Content_Based_Recommendation_Engine.py

import random
import pandas as pd
from ast import literal_eval
from nltk.stem.snowball import SnowballStemmer
from sklearn.metrics.pairwise import linear_kernel
from sklearn.feature_extraction.text import TfidfVectorizer


class ContentBasedRecommender():
    #  初始化参数
    def __init__(self):
        #  为用户推荐10部电影
        self.n_sim_movies = 10
        self.n_rec_movies = 10

        #  训练集与测试集
        self.ratio = 0.7
        self.train = {}
        self.test  = {}

        #  电影元数据
        self.movies = 0
        self.rating = 0
        self.tags   = 0
        self.m_cnt  = 0

        #  电影评分权重计算参数
        self.quantile = 0.95
        self.m = 0
        self.c = 0

        #  电影相似度矩阵
        self.cosine_sim = 0

        print('Recommending movies number: {0}'.format(self.n_rec_movies))

    #  载入数据
    def load_file(self, filepath):
        with open(filepath, 'r') as f:
            for i, line in enumerate(f):
                if i == 0:
                    continue
                yield line.strip('\r\n')
        print('Succeed in loading file!')

    #  划分训练集与测试集
    def get_dataset(self, filepath):
        train_len = 0
        test_len  = 0

        for line in self.load_file(filepath):
            u_id, m_id, rating, timestamp = line.split(',')
            if random.random() < self.ratio:
                self.train.setdefault(u_id, [])
                self.train[u_id].append(m_id)
                train_len += 1
            else:
                self.test.setdefault(u_id, [])
                self.test[u_id].append(m_id)
                test_len += 1

        print('Succeed in building train and test dataset!')
        print('Train: {0}, Test: {1}'.format(train_len, test_len))

    #  处理电影名
    def reset_title(self, title):
        if ',' in title:
            #  “Shining, The (1980)”→“The Shining”
            return ' '.join(title[:-7].split(',')[::-1]).strip()
        else:
            #  "Toy Story (1995)"→“Toy Story"
            return title[:-7]

    #  计算评分权重
    def r_weight(self, m_metadata):
        v = m_metadata['r_cnt']
        r = m_metadata['r_avg']
        return v / (v + self.m) * r + self.m / (v + self.m) * self.c

    #  统计电影评分
    def rating_cnt_avg(self, r_csv):
        r_cnt = dict()
        r_avg = dict()
        self.rating = pd.read_csv(r_csv)

        for m_id in set(self.rating['movieId']):
            r_sum = sum(self.rating[self.rating['movieId'] == m_id]['rating'])
            r_len = len(self.rating[self.rating['movieId'] == m_id]['rating'])
            r_cnt[m_id] = r_len
            r_avg[m_id] = round(r_sum / r_len, 3)

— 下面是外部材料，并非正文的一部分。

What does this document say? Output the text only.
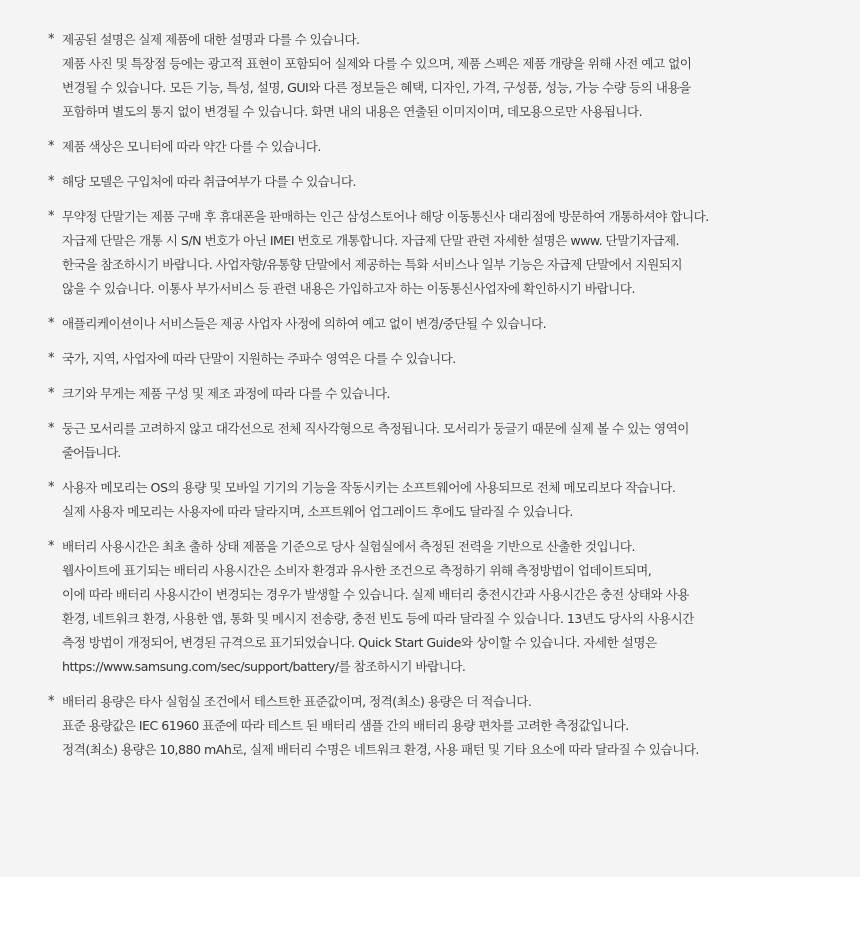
* 제공된 설명은 실제 제품에 대한 설명과 다를 수 있습니다.
제품 사진 및 특장점 등에는 광고적 표현이 포함되어 실제와 다를 수 있으며, 제품 스펙은 제품 개량을 위해 사전 예고 없이
변경될 수 있습니다. 모든 기능, 특성, 설명, GUI와 다른 정보들은 혜택, 디자인, 가격, 구성품, 성능, 가능 수량 등의 내용을
포함하며 별도의 통지 없이 변경될 수 있습니다. 화면 내의 내용은 연출된 이미지이며, 데모용으로만 사용됩니다.
* 제품 색상은 모니터에 따라 약간 다를 수 있습니다.
* 해당 모델은 구입처에 따라 취급여부가 다를 수 있습니다.
* 무약정 단말기는 제품 구매 후 휴대폰을 판매하는 인근 삼성스토어나 해당 이동통신사 대리점에 방문하여 개통하셔야 합니다.
자급제 단말은 개통 시 S/N 번호가 아닌 IMEI 번호로 개통합니다. 자급제 단말 관련 자세한 설명은 www. 단말기자급제.
한국을 참조하시기 바랍니다. 사업자향/유통향 단말에서 제공하는 특화 서비스나 일부 기능은 자급제 단말에서 지원되지
않을 수 있습니다. 이통사 부가서비스 등 관련 내용은 가입하고자 하는 이동통신사업자에 확인하시기 바랍니다.
* 애플리케이션이나 서비스들은 제공 사업자 사정에 의하여 예고 없이 변경/중단될 수 있습니다.
* 국가, 지역, 사업자에 따라 단말이 지원하는 주파수 영역은 다를 수 있습니다.
* 크기와 무게는 제품 구성 및 제조 과정에 따라 다를 수 있습니다.
* 둥근 모서리를 고려하지 않고 대각선으로 전체 직사각형으로 측정됩니다. 모서리가 둥글기 때문에 실제 볼 수 있는 영역이
줄어듭니다.
* 사용자 메모리는 OS의 용량 및 모바일 기기의 기능을 작동시키는 소프트웨어에 사용되므로 전체 메모리보다 작습니다.
실제 사용자 메모리는 사용자에 따라 달라지며, 소프트웨어 업그레이드 후에도 달라질 수 있습니다.
* 배터리 사용시간은 최초 출하 상태 제품을 기준으로 당사 실험실에서 측정된 전력을 기반으로 산출한 것입니다.
웹사이트에 표기되는 배터리 사용시간은 소비자 환경과 유사한 조건으로 측정하기 위해 측정방법이 업데이트되며,
이에 따라 배터리 사용시간이 변경되는 경우가 발생할 수 있습니다. 실제 배터리 충전시간과 사용시간은 충전 상태와 사용
환경, 네트워크 환경, 사용한 앱, 통화 및 메시지 전송량, 충전 빈도 등에 따라 달라질 수 있습니다. 13년도 당사의 사용시간
측정 방법이 개정되어, 변경된 규격으로 표기되었습니다. Quick Start Guide와 상이할 수 있습니다. 자세한 설명은
https://www.samsung.com/sec/support/battery/를 참조하시기 바랍니다.
* 배터리 용량은 타사 실험실 조건에서 테스트한 표준값이며, 정격(최소) 용량은 더 적습니다.
표준 용량값은 IEC 61960 표준에 따라 테스트 된 배터리 샘플 간의 배터리 용량 편차를 고려한 측정값입니다.
정격(최소) 용량은 10,880 mAh로, 실제 배터리 수명은 네트워크 환경, 사용 패턴 및 기타 요소에 따라 달라질 수 있습니다.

        df_r_cnt = pd.DataFrame(r_cnt, index=[0]).transpose().reset_index()
        df_r_avg = pd.DataFrame(r_avg, index=[0]).transpose().reset_index()
        df_r_cnt.columns = ['movieId', 'r_cnt']
        df_r_avg.columns = ['movieId', 'r_avg']
        r_cnt_avg = pd.merge(df_r_cnt, df_r_avg, how='left', on='movieId')

        return r_cnt_avg

    #  提取电影标签
    def tag_extraction(self, t_csv):
        self.tags = pd.read_csv(t_csv)[['movieId', 'tag']]
        stemmer = SnowballStemmer('english')
        t_dict = dict()

        for m_id in set(self.tags['movieId']):
            tag = self.tags[self.tags['movieId'] == m_id]['tag']
            t_dict[m_id] = str(list(set([stemmer.stem(i) for i in tag])))

        m_tag = pd.DataFrame(t_dict, index=[0]).transpose().reset_index()
        m_tag.columns = ['movieId', 'tag']
        m_tag['tag'] = m_tag['tag'].apply(literal_eval)

        return m_tag

    #  清洗数据，获得电影元数据
    def movie_metadata(self, m_csv, r_csv, t_csv):
        print('Preparing movie metadata...')
        self.movies = pd.read_csv(m_csv)
        self.m_cnt  = len(self.movies)

        self.movies['year']   = self.movies['title'].apply(lambda x: x[-5:-1])
        self.movies['title']  = self.movies['title'].apply(self.reset_title)
        self.movies['genres'] = self.movies['genres'].apply(lambda x: x.split('|'))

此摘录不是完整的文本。